Oh, the whole "running out of oil" thing: check out http://www.dotyenergy.com. We no longer need to drill for oil to make gasoline. The power from just 50m of the homes above would be enough to fuel 35 million homes worth of cars using RFTS (making fuel from water, carbon, and energy). It;s no vaorware, it;s bee in use since WWII, and can now be done at about $3 a gallon at the pump ($60-80 a barrel at the plant). This would still give unlimited 100% carbon nuetral fuel for the next 50 years until we build enough additional wind turbines and further battery development so we can drive 100% electric cars in 30 years or so that only cost $1K or $2K more than current cars. and, it would use our current fuel infrastructure in the meantime, unlike H2 or Ethanol which requires new pipelines and changes or replacements for your car.

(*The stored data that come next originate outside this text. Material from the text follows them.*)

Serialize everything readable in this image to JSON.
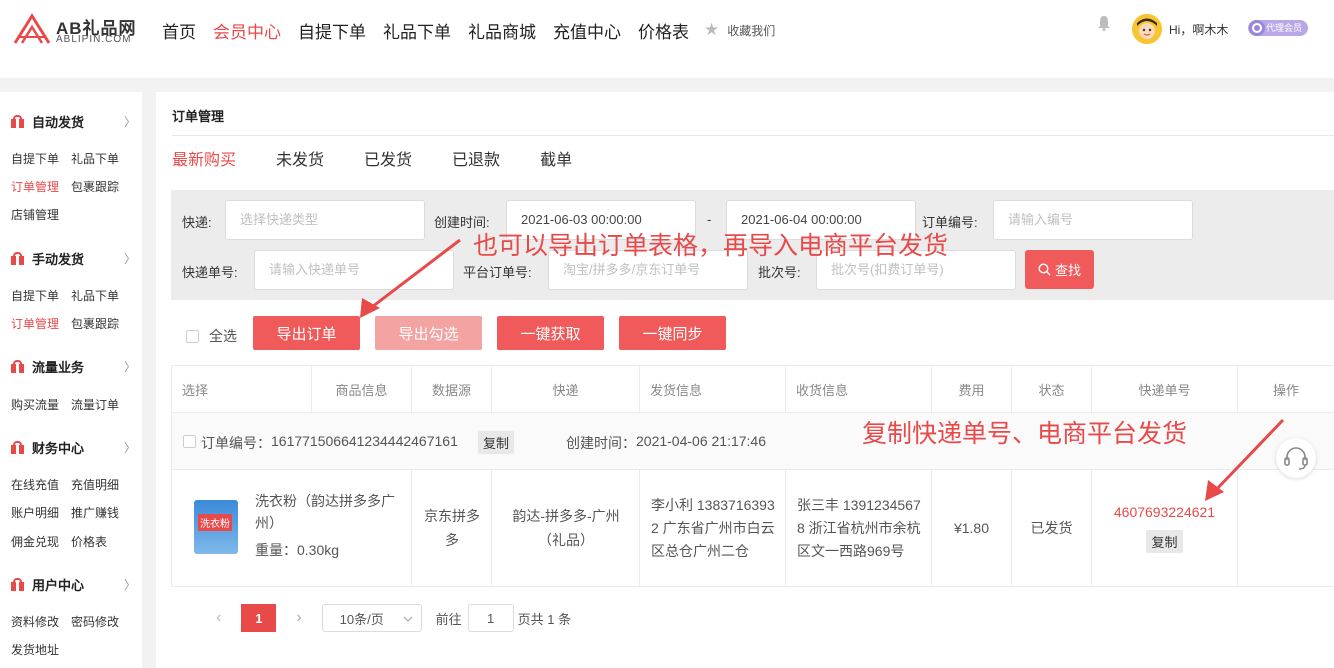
{
  "header": {
    "logo_main": "AB礼品网",
    "logo_sub": "ABLIPIN.COM",
    "nav": [
      "首页",
      "会员中心",
      "自提下单",
      "礼品下单",
      "礼品商城",
      "充值中心",
      "价格表"
    ],
    "nav_active_index": 1,
    "favorite_label": "收藏我们",
    "greeting": "Hi，啊木木",
    "vip_badge": "代理会员"
  },
  "sidebar": {
    "sections": [
      {
        "title": "自动发货",
        "links": [
          "自提下单",
          "礼品下单",
          "订单管理",
          "包裹跟踪",
          "店铺管理"
        ]
      },
      {
        "title": "手动发货",
        "links": [
          "自提下单",
          "礼品下单",
          "订单管理",
          "包裹跟踪"
        ]
      },
      {
        "title": "流量业务",
        "links": [
          "购买流量",
          "流量订单"
        ]
      },
      {
        "title": "财务中心",
        "links": [
          "在线充值",
          "充值明细",
          "账户明细",
          "推广赚钱",
          "佣金兑现",
          "价格表"
        ]
      },
      {
        "title": "用户中心",
        "links": [
          "资料修改",
          "密码修改",
          "发货地址"
        ]
      }
    ]
  },
  "main": {
    "title": "订单管理",
    "tabs": [
      "最新购买",
      "未发货",
      "已发货",
      "已退款",
      "截单"
    ],
    "filters": {
      "express_label": "快递:",
      "express_placeholder": "选择快递类型",
      "created_label": "创建时间:",
      "date_from": "2021-06-03 00:00:00",
      "date_sep": "-",
      "date_to": "2021-06-04 00:00:00",
      "order_no_label": "订单编号:",
      "order_no_placeholder": "请输入编号",
      "tracking_label": "快递单号:",
      "tracking_placeholder": "请输入快递单号",
      "platform_label": "平台订单号:",
      "platform_placeholder": "淘宝/拼多多/京东订单号",
      "batch_label": "批次号:",
      "batch_placeholder": "批次号(扣费订单号)",
      "search_button": "查找"
    },
    "select_all": "全选",
    "actions": [
      "导出订单",
      "导出勾选",
      "一键获取",
      "一键同步"
    ],
    "table": {
      "columns": [
        "选择",
        "商品信息",
        "数据源",
        "快递",
        "发货信息",
        "收货信息",
        "费用",
        "状态",
        "快递单号",
        "操作"
      ],
      "order": {
        "order_no_label": "订单编号：",
        "order_no": "16177150664123444246​7161",
        "copy": "复制",
        "created_label": "创建时间：",
        "created": "2021-04-06 21:17:46"
      },
      "row": {
        "product_image_text": "洗衣粉",
        "product_name": "洗衣粉（韵达拼多多广州）",
        "weight": "重量：0.30kg",
        "source": "京东拼多多",
        "express": "韵达-拼多多-广州（礼品）",
        "sender": "李小利 13837163932 广东省广州市白云区总仓广州二仓",
        "receiver": "张三丰 13912345678 浙江省杭州市余杭区文一西路969号",
        "fee": "¥1.80",
        "status": "已发货",
        "tracking_no": "4607693224621",
        "tracking_copy": "复制"
      }
    },
    "pagination": {
      "prev": "‹",
      "current": "1",
      "next": "›",
      "page_size": "10条/页",
      "goto_prefix": "前往",
      "goto_value": "1",
      "total_text": "页共 1 条"
    }
  },
  "annotations": {
    "top": "也可以导出订单表格，再导入电商平台发货",
    "right": "复制快递单号、电商平台发货"
  },
  "colors": {
    "accent": "#e84a4a",
    "button": "#f05a5a",
    "button_disabled": "#f4a3a3"
  }
}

there ARE other options, they're cheaper, and they're more effective, and they're more actionable. The reson you don't know about them is they can not be monopolized easily by big firms (anyone with $200 million could build an RFTS plant and make fuel for a small city and directly compete). There's no grant money for this technology due to lobying, so it gets buried.
Talk to your congrgessmen, or invest in RFTS and Wind power. Talk to your local power company and offer an investment for a future return on power if they buoild new green power systems.
FYI: I have NO business or professional affiliation with Doty Energy and am not compensated in any way for my statements. (I went to college with some of the folks that work there, that's all).